After I returned the rental car, I took the train back into Manhattan and got off a few blocks from work. I was headed toward the office from a different direction than usual, but somehow I fell right in line with the same people I always saw walking to work. The interesting thing about morning commutes in New York is that even in a city so packed with humans, if you left your doorstep at the same time each day, you wandered into your day with the same people—the dog walker with the three poodles and one overly sophisticated Afghan, the man talking on his cell phone while padding through moving traffic and always looking like he was about to get hit, the blonde whose long hair was wet even in the winter, the black nanny with the white twins in the stroller. You never waved though, or acknowledged one another. In New York, that would be rude and crazy. You raise your nose into the wind and mind your damn business.

We were a moving mass of colors too muted for the spring around us—office-friendly grays and browns, navy blues and black. There was an occasional yellow blouse or pink sweater, but mostly we were so uniform, it was hard to know where I started and the next person began.

I wanted to stop walking, to turn around and go in a different direction. Or just stand there and scream. Tell them all to just try something different. Or let me.

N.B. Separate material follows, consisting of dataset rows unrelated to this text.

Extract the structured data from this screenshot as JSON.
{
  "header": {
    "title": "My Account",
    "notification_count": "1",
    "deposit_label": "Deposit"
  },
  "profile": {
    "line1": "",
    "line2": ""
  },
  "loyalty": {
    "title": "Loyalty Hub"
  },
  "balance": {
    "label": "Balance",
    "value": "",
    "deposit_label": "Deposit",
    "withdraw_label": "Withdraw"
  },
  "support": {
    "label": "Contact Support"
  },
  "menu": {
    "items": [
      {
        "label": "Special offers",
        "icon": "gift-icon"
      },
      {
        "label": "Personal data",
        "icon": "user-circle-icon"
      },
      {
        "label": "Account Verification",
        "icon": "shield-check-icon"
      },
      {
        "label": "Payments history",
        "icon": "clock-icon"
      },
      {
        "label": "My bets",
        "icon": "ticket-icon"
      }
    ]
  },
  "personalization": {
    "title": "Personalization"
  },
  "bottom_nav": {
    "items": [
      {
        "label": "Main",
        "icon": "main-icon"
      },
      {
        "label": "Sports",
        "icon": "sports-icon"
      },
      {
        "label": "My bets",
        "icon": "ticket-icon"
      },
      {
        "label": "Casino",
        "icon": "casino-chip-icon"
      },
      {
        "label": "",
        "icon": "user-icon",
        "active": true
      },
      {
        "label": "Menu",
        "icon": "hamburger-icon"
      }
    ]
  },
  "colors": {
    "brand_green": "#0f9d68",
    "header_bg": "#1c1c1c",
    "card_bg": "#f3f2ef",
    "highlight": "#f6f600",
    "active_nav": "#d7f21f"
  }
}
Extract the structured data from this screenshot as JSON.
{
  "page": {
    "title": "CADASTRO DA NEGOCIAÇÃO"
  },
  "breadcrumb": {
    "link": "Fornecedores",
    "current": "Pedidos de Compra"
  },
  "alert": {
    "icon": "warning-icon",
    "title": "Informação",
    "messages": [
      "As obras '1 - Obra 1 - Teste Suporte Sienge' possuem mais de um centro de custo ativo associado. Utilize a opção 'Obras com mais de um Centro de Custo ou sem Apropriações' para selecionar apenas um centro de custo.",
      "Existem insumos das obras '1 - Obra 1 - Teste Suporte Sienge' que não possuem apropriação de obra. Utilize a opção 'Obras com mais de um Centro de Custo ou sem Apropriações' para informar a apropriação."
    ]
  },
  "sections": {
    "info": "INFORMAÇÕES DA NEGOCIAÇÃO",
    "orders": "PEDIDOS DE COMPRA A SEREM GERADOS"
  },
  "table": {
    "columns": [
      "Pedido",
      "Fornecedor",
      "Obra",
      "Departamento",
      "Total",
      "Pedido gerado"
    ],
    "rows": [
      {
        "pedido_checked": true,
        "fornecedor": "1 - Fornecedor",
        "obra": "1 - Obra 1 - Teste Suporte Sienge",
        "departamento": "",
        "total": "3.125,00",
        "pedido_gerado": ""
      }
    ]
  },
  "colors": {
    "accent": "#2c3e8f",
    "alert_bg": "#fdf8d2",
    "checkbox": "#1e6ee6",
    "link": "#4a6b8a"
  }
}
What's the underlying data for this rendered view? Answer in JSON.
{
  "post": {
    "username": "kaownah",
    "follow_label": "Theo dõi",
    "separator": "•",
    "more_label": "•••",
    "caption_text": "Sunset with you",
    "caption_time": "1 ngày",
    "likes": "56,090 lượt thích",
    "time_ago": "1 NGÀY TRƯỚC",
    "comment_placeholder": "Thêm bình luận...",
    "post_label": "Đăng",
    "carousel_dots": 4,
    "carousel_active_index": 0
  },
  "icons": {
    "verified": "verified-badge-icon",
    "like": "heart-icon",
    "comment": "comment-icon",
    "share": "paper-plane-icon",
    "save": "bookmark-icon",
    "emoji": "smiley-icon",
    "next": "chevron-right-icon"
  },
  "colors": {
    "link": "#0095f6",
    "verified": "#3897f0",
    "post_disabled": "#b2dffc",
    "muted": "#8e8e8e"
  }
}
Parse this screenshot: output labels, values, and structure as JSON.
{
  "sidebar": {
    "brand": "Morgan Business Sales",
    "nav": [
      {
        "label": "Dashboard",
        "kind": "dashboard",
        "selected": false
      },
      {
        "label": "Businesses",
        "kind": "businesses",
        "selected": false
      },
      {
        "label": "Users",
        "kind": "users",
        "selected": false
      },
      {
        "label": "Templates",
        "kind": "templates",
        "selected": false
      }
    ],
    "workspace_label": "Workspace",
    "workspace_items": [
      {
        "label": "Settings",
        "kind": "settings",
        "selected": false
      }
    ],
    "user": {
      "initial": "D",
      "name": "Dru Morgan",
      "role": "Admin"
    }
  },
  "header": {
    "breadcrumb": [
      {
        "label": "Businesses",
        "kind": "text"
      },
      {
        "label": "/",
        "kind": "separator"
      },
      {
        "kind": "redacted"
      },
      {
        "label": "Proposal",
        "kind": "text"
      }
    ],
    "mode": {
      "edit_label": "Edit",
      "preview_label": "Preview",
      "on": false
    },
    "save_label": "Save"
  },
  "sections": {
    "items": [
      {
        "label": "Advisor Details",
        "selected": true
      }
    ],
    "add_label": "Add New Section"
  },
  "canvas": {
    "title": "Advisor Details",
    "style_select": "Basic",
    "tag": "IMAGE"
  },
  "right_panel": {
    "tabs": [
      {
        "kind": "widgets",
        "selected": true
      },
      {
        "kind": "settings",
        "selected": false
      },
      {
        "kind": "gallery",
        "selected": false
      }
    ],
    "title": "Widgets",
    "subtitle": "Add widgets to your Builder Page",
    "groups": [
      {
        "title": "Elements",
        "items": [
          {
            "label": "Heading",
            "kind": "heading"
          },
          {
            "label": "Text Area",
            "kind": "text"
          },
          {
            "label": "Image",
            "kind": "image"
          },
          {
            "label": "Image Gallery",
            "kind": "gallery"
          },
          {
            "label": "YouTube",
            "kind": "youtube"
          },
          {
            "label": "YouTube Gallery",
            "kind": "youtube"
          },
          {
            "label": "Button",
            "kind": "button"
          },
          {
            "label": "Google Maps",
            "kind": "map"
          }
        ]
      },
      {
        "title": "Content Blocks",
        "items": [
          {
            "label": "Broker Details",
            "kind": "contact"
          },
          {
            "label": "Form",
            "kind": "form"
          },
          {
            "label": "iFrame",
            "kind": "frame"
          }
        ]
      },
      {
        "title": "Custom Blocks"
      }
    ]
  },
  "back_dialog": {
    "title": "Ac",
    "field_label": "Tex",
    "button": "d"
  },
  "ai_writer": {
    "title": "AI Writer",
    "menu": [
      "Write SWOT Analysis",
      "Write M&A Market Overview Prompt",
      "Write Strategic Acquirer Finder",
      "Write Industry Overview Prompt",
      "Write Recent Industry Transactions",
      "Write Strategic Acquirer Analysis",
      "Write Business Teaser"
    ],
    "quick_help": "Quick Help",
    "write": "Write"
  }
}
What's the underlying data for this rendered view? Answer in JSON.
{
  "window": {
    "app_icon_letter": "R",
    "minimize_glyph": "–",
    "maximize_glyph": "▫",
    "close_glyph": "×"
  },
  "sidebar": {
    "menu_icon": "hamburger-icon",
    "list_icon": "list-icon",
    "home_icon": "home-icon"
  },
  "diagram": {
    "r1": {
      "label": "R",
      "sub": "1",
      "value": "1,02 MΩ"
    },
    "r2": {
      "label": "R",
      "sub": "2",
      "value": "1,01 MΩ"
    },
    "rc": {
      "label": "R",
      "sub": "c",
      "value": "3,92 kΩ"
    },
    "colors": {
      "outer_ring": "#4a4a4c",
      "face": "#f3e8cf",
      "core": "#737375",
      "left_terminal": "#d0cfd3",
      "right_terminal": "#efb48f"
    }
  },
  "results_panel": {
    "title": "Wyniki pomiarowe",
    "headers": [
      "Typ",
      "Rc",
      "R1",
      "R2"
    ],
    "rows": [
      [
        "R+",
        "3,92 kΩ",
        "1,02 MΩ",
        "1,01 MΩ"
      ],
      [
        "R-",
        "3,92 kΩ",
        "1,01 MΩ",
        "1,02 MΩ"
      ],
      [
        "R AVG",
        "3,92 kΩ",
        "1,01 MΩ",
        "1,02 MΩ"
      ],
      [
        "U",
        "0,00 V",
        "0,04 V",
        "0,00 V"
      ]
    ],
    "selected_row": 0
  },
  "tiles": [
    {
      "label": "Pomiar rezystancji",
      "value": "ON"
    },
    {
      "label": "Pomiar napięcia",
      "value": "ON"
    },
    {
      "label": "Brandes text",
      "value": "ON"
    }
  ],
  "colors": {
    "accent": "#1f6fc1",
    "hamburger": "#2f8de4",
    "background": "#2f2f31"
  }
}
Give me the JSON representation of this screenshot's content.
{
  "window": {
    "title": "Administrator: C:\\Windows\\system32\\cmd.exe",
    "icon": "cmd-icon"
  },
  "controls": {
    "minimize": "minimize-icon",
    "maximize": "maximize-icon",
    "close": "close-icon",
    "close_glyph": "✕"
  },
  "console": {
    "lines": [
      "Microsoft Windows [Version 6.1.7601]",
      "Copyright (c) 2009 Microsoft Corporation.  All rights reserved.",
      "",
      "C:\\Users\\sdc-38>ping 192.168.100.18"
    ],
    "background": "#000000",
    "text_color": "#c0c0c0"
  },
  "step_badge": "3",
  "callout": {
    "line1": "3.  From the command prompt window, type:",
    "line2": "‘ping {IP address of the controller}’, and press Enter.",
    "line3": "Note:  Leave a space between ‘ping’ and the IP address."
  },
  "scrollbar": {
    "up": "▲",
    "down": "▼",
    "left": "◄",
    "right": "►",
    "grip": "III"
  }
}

And then I saw it. Something different in the crowd. Right in the middle of everything, a glimpse of red. At first it was just a sliver moving between two shades of gray, but then it got bigger and seemed brighter, and there was something about the way it moved, something so familiar, that I started skipping around people to catch more of it.

Soon, the slivers in front of me turned into a red hoodie pulled up over a head that I could tell from the gait belonged to a woman. She was a little taller than me, much thinner, but she walked like me, with her shoulders back and her head tilted to the left like she was thinking about something.

I kept pulling myself through the crowd to see more of her. I excused myself as I passed between couples and reached past people's shoulders, trying to get a hold of the red sweatshirt, but it was always just beyond my reach.

“Wait!” I called out to her back. “Please wait!”

People around me looked sideways, not wanting to commit too much attention to my outburst—New Yorkers not wanting to get involved.

I called out once more before lunging forward over the shoulder of a woman holding a cup of steaming coffee.

“Shit!” the woman cried after the hot coffee sprayed over her arm and chest.

“I'm sorry! Oh no!” I said, stopping to help the woman, while looking over my shoulder to see the red drift away from me.

“Sorry? Watch where you're going! Shit! I just got this shit out of the dry cleaner!” She used a napkin she'd been holding in her other hand to try to wipe up the spill. “Now I'm going to be late!”

“I'm sorry. I thought I saw someone I knew. Someone I haven't seen in a long time.”

She gave me a customary New York eye roll. “Whatever,” she said, walking away. “Just watch where you're going.”

When she was gone, I looked up ahead and took a few steps to see if I could find the hoodie again but there were just too many people rushing by. I tried to convince myself to stop and head to the office. I told myself it couldn't have been her anyway. There was no way. Not in Manhattan. Why would my mother be there?

I decided to turn around and go to the office but as soon as I took a step in the opposite direction, I bumped into someone else.